No human judgment is infallible; but in so grave a case as that of murder, the accused, in our system, has always the benefit of the merest shadow of a doubt. (…) Judges are most anxious to point out, and juries to allow for, the barest possibility of the prisoner’s innocence.
It is occasionally argued that giving the state the power to use Capital Punishment could play into the hands of tyrants, who might execute people they find troublesome on trumped-up charges. This is a trivial argument. Governments capable of that level of injustice and cruelty are quite able to dispose of troublemakers quietly behind the scenes, and presumably do, without the charade of a trial.
The preceding discussion assumed a utilitarian approach. Killing a killer allows us to save a number of innocent people, because we save ourselves the cost of imprisoning him, and these savings can be used to improve the National Health Service, or other social services – perhaps even helping potential criminals to keep their lives on track. In trolley-problem terms, we were at the stage where the protagonist switches the trolley onto a track where only one person will die, rather than five. We now move to the stage in which we are invited to consider pushing a fat man off a gantry into the path of the trolley so as to achieve the same effect. Here, as we know, there is a strange phenomenon whereby people who have already agreed to change the trolley’s direction seem to contradict themselves by being unwilling to achieve the same effect with a physical assault on a nearby human being.
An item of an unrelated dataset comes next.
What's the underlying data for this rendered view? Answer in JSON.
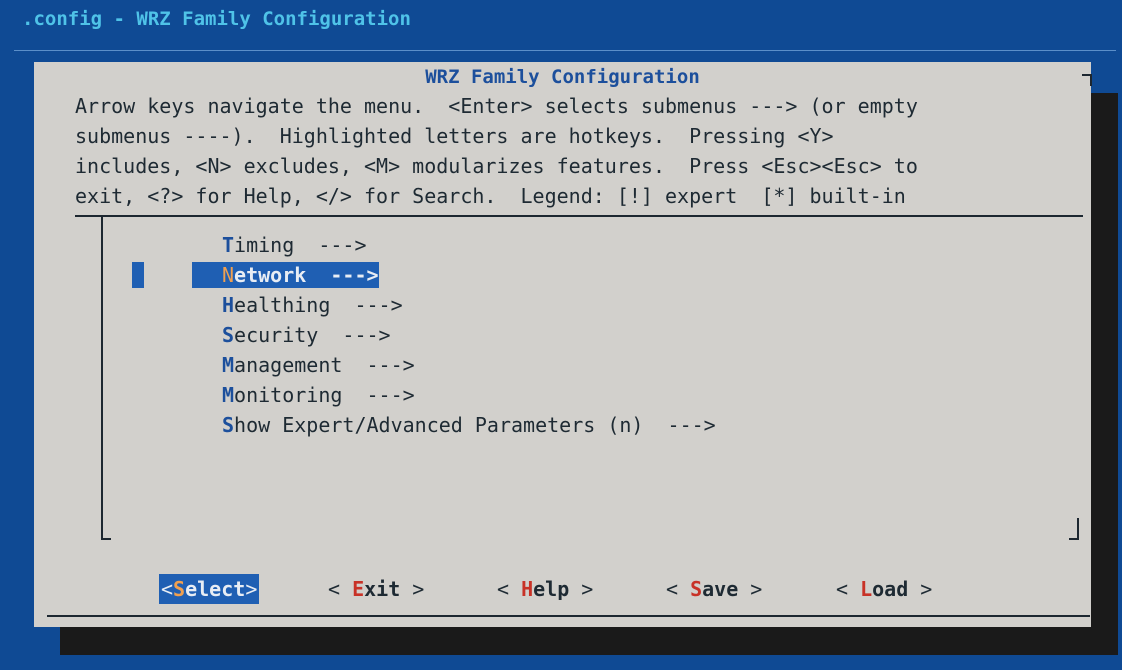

The consideration that might cause us to revisit our first decision to pull the switch is consciously or unconsciously based upon a powerful virtue-ethics argument. Efficient as it might be to sacrifice our murderers for the sake of the greater good, would you pull the lever that drops the trapdoor underneath the condemned man? And if you would, what sort of person would you be? Virtue ethics suggests that the pragmatic approach, logical though it may seem, is not acceptable in a human community worth living in. Followed through logically, it would permit or even oblige us to cull healthy people in our communities on the grounds that their organs could save five times as many lives. A typical expression of the virtue ethics view is put by Joe Giles in a recent edition of ‘Varsity’:
What kind of society pursues a retributive, unethical penalty which serves no preventative purpose and commits its own irreparable mistakes?
However, this argument cuts both ways. First, there is already a range of homicides that we are apparently prepared to condone in our society. One of these is war, which includes exterminating not only enemy soldiers, and sacrificing our own, but also killing non-combatants, because some degree of collateral damage is generally considered acceptable. Another is the deployment of lethal force by the police, whose marksmen have to value one life (say, a hostage’s) over that of a kidnapper. Six ‘Western’ countries and some American states allow assisted suicide. In these circumstances it seems hypocritical to draw the line at capital punishment. We have, Mill suggests, a “horror of inflicting death,” but it seems to operate selectively. I hope the police sniper is not afflicted with “the mercy which shrinks from putting [someone] to death” when someone I love is a hostage in danger of being murdered.
Second, if we find it morally repugnant for an agent to allow poison to flow into the veins of an anaesthetised convict, what are we to say about the people who condemn a man to thirty or forty years in the hell-hole of a British or American prison, and keep him there, knowing full well what his existence will be like? Where is the virtue in that? What has happened to “the inviolability and dignity of the person”?